- The Saint Bernard is one of the largest dogs in the world with some members of the breed outweighing Mastiffs.
- The ancestor of the St. Bernard was known as the Swiss Cattle Dog. It earned its name after popping up in hospice records in the Great St. Bernard Pass in 1707.
- It is one of the most commonly employed mountain dogs in the world, with tales of its heroism following blizzards and avalanches stretching back hundreds of years.
- St. Bernards were on the verge of extinction following a rash of avalanches between 1816 and 1818. The survivors were crossbred with Newfoundlands to keep the population stable, resulting in somewhat of a smaller dog and longer fur which made them unsuitable for rescue operations for a number of years.
- The St. Bernard is the national dog of Switzerland.
Few breeds can attain the same legendary status as the St. Bernard. With tales of their heroism going back hundreds of years, this breed hardly needs an introduction. It is beloved, revered, and an instantly recognizable breed.
As a working dog, its strength is unmatched. As a house pet, though, it does have some deficiencies. The thick coat is notoriously difficult to groom and constantly sheds. Couple that with the St. Bernard’s habit of drooling profusely and you have one messy dog. In addition, it is quite large and clumsy, making it difficult to navigate around furniture. This makes the St. Bernard not the most ideal house pet.
When you put the mess aside, however, the St. Bernard is the epitome of the phrase “gentle giant.” It is extremely loyal to its owners and very patient. It also gets along famously with children, making it the ideal childhood companion. They are calm, affectionate, and get along with other dogs as well. In addition, they are a superior watch dog with a deep, booming bark that is sure to scare off any midnight intruders.
Strong social training is required to make the St. Bernard friendly to strangers. It does not have a strong protective or territorial streak, so it rarely attacks potential threats, but barks at unfamiliar people. Vigorous physical exercise is needed to keep the breed happy, though it is also perfectly content to keep you company at home.
St. Bernards are extremely large dogs that grow into their adult configuration rapidly. This makes the breed susceptible to some serious musculoskeletal issues.
- Hip and elbow dysplasia are early onset in the breed. Arthritis sets in quite early as a result.
- The breed is susceptible to a number of eye problems such as glaucoma, as well as entropion and ectropion, causing the eyelid to turn inward and outward, respectively.
- Epilepsy is a common problem in the breed.
- Bone cancer is hereditary in a number of different lines, so be sure to reference the pup’s pedigree.
- The world record holder for largest dog in the world was held by a St. Bernard named Benedictine V Schwarzwald Hof, who weighed in at 315 pounds before he was beaten out by an Irish Wolfhound.

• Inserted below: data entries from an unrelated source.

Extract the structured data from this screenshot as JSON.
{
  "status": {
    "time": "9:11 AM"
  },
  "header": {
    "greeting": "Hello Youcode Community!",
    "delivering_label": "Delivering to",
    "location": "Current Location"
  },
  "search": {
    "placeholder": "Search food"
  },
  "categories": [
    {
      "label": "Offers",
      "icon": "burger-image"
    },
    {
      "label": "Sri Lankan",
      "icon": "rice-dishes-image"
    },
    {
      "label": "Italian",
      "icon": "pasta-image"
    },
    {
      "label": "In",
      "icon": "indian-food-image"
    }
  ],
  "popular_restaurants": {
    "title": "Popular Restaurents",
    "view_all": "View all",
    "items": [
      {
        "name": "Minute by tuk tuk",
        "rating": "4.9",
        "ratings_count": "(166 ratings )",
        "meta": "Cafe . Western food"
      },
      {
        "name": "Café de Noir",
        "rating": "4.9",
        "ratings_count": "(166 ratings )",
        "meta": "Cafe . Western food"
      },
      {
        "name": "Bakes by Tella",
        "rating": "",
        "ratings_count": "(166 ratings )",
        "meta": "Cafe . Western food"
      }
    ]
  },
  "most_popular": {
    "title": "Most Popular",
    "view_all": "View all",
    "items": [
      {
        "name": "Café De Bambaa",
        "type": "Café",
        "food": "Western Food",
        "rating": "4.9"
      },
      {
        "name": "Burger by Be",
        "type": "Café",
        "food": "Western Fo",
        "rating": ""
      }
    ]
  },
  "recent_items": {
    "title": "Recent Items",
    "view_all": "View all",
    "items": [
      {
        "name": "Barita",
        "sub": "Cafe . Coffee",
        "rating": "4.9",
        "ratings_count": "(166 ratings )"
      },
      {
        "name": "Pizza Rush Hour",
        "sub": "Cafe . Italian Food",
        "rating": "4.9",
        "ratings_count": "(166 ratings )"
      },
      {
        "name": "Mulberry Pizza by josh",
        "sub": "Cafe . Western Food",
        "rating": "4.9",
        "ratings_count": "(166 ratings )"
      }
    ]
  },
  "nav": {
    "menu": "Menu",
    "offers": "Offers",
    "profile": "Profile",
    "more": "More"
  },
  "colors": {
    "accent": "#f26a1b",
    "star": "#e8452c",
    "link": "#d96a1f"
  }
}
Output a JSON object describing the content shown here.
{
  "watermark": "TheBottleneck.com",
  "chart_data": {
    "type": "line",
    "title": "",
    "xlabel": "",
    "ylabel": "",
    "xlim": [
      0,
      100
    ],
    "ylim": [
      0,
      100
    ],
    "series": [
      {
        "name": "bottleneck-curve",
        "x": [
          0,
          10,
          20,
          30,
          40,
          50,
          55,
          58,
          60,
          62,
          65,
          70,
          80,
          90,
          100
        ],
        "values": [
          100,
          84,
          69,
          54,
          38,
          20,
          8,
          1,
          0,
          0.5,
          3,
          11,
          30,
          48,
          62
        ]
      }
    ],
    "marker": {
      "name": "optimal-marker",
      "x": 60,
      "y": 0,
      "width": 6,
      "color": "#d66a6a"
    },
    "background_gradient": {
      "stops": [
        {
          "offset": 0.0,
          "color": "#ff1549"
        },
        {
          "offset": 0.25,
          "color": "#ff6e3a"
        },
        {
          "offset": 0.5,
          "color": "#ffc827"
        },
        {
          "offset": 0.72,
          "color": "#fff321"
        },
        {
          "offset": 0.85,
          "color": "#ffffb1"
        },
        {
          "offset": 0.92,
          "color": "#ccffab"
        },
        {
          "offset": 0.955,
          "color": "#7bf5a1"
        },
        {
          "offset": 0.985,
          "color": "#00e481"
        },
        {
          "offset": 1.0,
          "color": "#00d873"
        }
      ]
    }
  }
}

- Beethoven, the titular character from a series of family movies, was a St. Bernard.
- Barry is a national hero in Switzerland. In his 12 years of service starting in 1800, he saved over forty people in the Great St. Bernard Pass. The legends surrounding him state that he died saving another person from an avalanche; however, this is not true. He is preserved at the Natural History Museum of Bern.
- Several sports teams use St. Bernards as their mascots, including the New Orleans Saints of the NFL and the Colorado Avalanche of the NHL.
- St. Bernards are common fixtures in books as well. Buck, a St. Bernard mutt in The Call of the Wild by Jack London and the titular character from Stephen King’s Cujo, are the most famous literary Bernies.